L’ingegnere forward deployed sta diventando un ruolo chiave nel settore AI. Come funziona e quali sono le best practice.

Un ingegnere forward deployed lavora all'interno di un'azienda per risolvere problemi specifici e migliorare il prodotto
Un ingegnere forward deployed lavora all’interno di un’azienda per risolvere problemi specifici e migliorare il prodotto

L’ingegnere forward deployed sta diventando un ruolo sempre più rilevante nel settore dell’AI, ma spesso si confonde con il consulente o il tecnico di supporto. Il problema principale è che quasi nessuno concorda su cosa debba fare o su quale strategia si nasconda dietro l’assunzione. Il ruolo non è solo una posizione, ma una funzione che richiede una comprensione profonda del sistema operativo dell’azienda e una capacità di trasformare le esperienze locali in soluzioni generalizzabili. L’obiettivo è non solo risolvere un problema, ma anche capire cosa serve per migliorare il prodotto e renderlo utilizzabile per altri clienti.

Il ruolo dell’ingegnere forward deployed

L’ingegnere forward deployed è presente per trasformare ciò che impara sul campo in una soluzione che ogni futuro cliente riceverà. Questo significa che non si limita a risolvere un problema specifico, ma si occupa anche di capire cosa serve per rendere il prodotto più utile e accessibile. Il lavoro non è solo una soluzione immediata, ma un’analisi approfondita del sistema operativo dell’azienda, che include nomi e verbi che definiscono come le operazioni vengono svolte.

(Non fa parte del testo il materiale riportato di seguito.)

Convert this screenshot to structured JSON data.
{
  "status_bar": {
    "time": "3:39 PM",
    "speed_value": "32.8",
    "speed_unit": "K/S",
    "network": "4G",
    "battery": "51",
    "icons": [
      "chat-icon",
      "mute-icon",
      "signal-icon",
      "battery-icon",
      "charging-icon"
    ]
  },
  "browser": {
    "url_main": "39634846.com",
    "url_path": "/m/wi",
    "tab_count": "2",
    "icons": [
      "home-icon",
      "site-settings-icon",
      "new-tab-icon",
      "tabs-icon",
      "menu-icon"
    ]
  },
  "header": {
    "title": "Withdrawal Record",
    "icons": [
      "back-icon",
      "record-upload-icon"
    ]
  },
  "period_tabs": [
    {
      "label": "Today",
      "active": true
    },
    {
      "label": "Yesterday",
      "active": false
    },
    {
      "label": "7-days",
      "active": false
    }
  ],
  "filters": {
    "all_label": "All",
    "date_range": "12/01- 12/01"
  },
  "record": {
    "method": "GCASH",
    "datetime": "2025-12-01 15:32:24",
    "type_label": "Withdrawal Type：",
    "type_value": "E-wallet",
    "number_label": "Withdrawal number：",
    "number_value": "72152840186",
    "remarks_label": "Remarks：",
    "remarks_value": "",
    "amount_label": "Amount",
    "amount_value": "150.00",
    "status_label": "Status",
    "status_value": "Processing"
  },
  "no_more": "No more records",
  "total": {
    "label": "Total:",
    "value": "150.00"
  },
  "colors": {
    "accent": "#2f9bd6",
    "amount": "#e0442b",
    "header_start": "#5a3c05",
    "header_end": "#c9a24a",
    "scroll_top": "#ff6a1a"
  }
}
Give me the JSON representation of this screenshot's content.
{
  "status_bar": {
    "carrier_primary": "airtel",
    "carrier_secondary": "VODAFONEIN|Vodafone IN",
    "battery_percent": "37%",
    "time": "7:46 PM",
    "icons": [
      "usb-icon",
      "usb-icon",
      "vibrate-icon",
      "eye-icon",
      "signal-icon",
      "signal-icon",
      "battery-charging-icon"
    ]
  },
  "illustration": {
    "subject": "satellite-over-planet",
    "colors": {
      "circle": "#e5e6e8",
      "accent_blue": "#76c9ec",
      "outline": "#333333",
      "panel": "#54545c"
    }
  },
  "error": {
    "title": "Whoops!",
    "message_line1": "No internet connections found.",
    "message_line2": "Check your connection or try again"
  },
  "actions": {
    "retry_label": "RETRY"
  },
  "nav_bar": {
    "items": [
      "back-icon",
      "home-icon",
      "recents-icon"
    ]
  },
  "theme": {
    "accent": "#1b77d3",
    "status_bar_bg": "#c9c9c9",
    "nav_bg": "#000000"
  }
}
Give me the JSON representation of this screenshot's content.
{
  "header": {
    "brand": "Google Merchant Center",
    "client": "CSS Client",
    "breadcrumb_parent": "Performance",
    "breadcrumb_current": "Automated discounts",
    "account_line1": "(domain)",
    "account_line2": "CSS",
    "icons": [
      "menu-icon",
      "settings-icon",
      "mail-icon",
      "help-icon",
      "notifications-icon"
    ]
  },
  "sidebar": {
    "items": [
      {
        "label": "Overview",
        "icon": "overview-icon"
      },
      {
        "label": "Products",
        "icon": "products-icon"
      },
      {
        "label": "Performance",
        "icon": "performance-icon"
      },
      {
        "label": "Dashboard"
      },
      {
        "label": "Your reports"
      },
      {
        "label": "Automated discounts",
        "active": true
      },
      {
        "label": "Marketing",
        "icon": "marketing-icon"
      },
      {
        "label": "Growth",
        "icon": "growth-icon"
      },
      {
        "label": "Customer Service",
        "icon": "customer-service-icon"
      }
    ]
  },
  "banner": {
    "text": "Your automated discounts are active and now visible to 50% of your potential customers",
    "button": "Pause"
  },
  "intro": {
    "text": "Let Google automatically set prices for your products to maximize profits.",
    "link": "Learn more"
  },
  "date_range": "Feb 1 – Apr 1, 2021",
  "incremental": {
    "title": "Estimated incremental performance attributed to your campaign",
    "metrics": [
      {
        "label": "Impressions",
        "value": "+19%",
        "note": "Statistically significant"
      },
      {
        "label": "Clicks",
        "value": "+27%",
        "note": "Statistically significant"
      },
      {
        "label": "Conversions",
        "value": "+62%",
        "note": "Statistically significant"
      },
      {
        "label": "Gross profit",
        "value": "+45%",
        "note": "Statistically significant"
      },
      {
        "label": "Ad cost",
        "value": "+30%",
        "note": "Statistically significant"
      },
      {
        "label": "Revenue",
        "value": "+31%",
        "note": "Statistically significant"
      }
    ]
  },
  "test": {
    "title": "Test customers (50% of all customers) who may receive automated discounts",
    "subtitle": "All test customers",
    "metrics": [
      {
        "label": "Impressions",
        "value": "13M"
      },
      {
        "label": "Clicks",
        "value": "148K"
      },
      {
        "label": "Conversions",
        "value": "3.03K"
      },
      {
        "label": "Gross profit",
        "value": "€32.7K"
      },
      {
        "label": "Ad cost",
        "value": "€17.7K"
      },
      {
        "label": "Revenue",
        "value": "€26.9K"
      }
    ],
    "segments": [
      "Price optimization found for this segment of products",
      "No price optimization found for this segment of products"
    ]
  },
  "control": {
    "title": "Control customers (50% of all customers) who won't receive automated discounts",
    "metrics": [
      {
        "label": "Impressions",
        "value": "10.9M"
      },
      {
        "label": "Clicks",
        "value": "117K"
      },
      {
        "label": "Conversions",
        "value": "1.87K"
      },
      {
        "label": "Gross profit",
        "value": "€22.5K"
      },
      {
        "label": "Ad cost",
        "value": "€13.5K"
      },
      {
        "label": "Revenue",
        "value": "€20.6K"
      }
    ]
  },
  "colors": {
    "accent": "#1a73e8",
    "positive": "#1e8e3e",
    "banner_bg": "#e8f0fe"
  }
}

Il ruolo dell’ingegnere forward deployed non è solo risolvere un problema, ma anche capire cosa serve per migliorare il prodotto.

Le sfide del ruolo

Le sfide principali derivano dal fatto che quasi nessuno concorda su cosa debba fare o su quale strategia si nasconda dietro l’assunzione. Il termine “forward deployed” è stato adottato in modo diverso da aziende e startup, spesso con significati diversi. Questo crea confusione e può portare a un uso improprio del ruolo, come se fosse semplicemente un consulente o un tecnico di supporto. Tuttavia, il vero valore dell’ingegnere forward deployed risiede nella capacità di comprendere il sistema operativo dell’azienda e di trasformare le esperienze locali in soluzioni generalizzabili.

Un esempio concreto è stato il caso di Phoenix, un sistema sviluppato da Palantir. Il sistema era progettato per soddisfare esigenze specifiche, ma quando è stato testato in un ambiente reale, si sono scoperte delle lacune. Questo ha portato a un’esperienza diversa rispetto a quanto previsto, e ha richiesto un approccio più diretto per risolvere i problemi. L’ingegnere forward deployed ha avuto il compito di capire cosa non funzionava e di trovare una soluzione che potesse essere applicata a livello più ampio.

Le best practice per l’ingegnere forward deployed

Le best practice per l’ingegnere forward deployed includono l’osservazione diretta del sistema operativo dell’azienda e la comprensione dei nomi e dei verbi che definiscono le operazioni. Questo significa che l’ingegnere non deve solo risolvere un problema, ma deve anche capire cosa serve per migliorare il prodotto e renderlo utilizzabile per altri clienti. L’obiettivo è non solo soddisfare un cliente, ma anche creare una soluzione che possa essere applicata a livello più ampio.

Un altro aspetto importante è la capacità di trasformare le esperienze locali in soluzioni generalizzabili. Questo richiede una comprensione approfondita del sistema operativo dell’azienda e una capacità di analisi. L’ingegnere forward deployed deve essere in grado di capire cosa serve per migliorare il prodotto e renderlo utilizzabile per altri clienti. Questo significa che il lavoro non è solo una soluzione immediata, ma un’analisi approfondita del sistema operativo dell’azienda. Il ruolo dell’ingegnere forward deployed è quindi un’esperienza unica che richiede una comprensione profonda del sistema operativo dell’azienda e una capacità di trasformare le esperienze locali in soluzioni generalizzabili. Questo significa che il lavoro non è solo una soluzione immediata, ma un’analisi approfondita del sistema operativo dell’azienda e una capacità di trasformare le esperienze locali in soluzioni generalizzabili.